VM Occupancy is the actual amount of data the Operating System believes it’s managing in relationship to the actual storage the VM is taking up in the VMware Datastore.
It is related to VM Whitespace and Negative VM Whitespace values.
This concept is specific to VMware due to the availability of VMTools which reports the perspective of the OS in an “Inside-Out” fashion.
Virtual Disk Size:
Is the VM container size provisioned by VMware. In other words, “how thick CAN this VM become.” Unless the VM is thick provisioned to start with, this quantity is not yet using any capacity. It just has to right to take this much capacity as the VM “thickens.”
Virtual Disk Used:
This is the actual capacity VMware thinks this VM is consuming. In other words, “how thick HAS it become.”
Guest VM Disk Capacity:
This is the VMTools/OS perspective of provisioned capacity. This is what the Guest OS running in the VM thinks it has for capacity. This may be lower but is often equal to Virtual Disk Used. When this value increase, the VM becomes “thicker.”
Guest VM Disk Used:
This is the VMTools/OS perspective of the used capacity. This is what the Guest OS running in the VM thinks it has for actual data capacity. This will be the most accurately reported value for used capacity.
Virtual Disk Capacity
Virtual Disk Used
Guest VM Disk Capacity
Guest VM Disk Used
In this scenario 25GIBs/75GIBs = .33 or in other words, the actual data in the VM divided by the actual space the VM is taking from the storage pool.
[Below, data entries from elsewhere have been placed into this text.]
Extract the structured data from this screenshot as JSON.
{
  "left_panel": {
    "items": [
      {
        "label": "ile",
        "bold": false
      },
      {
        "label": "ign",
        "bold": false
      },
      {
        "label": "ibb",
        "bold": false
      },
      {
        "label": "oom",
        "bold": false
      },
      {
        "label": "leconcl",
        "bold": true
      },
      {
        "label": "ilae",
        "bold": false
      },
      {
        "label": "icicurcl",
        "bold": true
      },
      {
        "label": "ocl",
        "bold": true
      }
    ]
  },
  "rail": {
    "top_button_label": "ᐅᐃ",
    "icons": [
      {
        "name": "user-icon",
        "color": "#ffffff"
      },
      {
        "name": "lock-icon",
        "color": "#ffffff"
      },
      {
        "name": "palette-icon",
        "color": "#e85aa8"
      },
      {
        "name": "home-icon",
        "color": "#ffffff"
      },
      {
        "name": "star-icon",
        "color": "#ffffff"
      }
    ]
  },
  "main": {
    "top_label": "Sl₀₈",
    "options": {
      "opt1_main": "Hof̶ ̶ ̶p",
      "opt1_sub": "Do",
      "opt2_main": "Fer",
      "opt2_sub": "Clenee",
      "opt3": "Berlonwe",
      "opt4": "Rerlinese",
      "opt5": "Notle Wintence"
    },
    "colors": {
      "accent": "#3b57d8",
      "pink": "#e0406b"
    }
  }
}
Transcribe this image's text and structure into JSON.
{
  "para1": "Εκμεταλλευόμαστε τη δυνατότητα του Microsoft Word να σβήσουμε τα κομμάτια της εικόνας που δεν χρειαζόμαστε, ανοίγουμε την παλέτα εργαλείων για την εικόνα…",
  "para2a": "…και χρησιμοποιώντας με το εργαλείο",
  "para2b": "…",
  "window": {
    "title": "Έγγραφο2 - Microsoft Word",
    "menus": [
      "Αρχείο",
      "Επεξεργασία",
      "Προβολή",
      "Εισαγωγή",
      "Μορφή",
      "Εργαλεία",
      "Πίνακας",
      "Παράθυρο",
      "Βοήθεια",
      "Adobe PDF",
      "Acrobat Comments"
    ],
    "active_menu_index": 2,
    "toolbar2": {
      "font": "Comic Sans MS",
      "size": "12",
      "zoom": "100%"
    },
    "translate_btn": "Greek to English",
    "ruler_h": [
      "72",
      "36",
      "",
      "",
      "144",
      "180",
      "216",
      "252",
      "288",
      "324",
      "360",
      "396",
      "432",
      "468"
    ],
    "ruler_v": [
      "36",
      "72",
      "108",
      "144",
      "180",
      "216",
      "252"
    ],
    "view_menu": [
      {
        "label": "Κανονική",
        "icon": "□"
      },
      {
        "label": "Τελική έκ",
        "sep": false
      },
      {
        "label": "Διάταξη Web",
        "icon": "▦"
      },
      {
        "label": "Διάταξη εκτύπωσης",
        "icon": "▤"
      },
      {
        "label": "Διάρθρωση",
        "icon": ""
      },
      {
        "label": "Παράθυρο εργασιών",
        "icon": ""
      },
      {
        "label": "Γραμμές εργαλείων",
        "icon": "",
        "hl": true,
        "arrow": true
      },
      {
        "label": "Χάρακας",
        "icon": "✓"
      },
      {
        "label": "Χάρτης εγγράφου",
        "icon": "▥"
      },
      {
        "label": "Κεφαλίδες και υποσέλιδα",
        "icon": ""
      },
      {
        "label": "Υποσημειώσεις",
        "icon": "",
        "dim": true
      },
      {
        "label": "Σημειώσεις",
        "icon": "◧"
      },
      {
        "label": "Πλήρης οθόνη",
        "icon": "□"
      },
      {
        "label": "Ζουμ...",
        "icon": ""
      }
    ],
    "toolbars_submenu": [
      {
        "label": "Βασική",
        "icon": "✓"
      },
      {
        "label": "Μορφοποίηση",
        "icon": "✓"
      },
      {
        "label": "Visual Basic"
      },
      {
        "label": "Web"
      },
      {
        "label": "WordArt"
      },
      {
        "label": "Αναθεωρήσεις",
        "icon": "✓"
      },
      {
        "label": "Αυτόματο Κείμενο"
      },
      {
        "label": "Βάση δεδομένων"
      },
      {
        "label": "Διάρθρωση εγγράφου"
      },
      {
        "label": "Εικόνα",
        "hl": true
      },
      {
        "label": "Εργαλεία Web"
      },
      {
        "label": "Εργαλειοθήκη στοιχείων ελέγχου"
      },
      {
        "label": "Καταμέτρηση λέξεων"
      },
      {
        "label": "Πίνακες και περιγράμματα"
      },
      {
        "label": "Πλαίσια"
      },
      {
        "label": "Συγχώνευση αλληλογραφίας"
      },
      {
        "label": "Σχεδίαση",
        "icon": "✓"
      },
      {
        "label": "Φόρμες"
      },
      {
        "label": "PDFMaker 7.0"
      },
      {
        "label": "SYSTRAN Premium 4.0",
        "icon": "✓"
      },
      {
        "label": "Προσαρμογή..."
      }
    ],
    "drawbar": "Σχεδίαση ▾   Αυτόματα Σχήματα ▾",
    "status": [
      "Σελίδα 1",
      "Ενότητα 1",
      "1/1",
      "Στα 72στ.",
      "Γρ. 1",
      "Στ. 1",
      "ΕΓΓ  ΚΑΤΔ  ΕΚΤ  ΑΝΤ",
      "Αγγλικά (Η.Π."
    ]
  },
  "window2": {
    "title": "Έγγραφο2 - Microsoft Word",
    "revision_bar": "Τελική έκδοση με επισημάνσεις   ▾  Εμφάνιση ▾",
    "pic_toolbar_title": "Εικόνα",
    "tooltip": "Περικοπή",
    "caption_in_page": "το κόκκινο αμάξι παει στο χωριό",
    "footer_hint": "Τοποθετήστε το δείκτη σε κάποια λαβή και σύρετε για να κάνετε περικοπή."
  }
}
This shows us that we have a 33% VM Occupancy.
If you are in a license by capacity scenario per VM, this is the value you want to use.
If you are sizing a migration of this VM to a different storage provider, then you must consider its entire size.
You may also consider space optimization maintenance in the form of “re-thinning” the VM for potential space reclamation.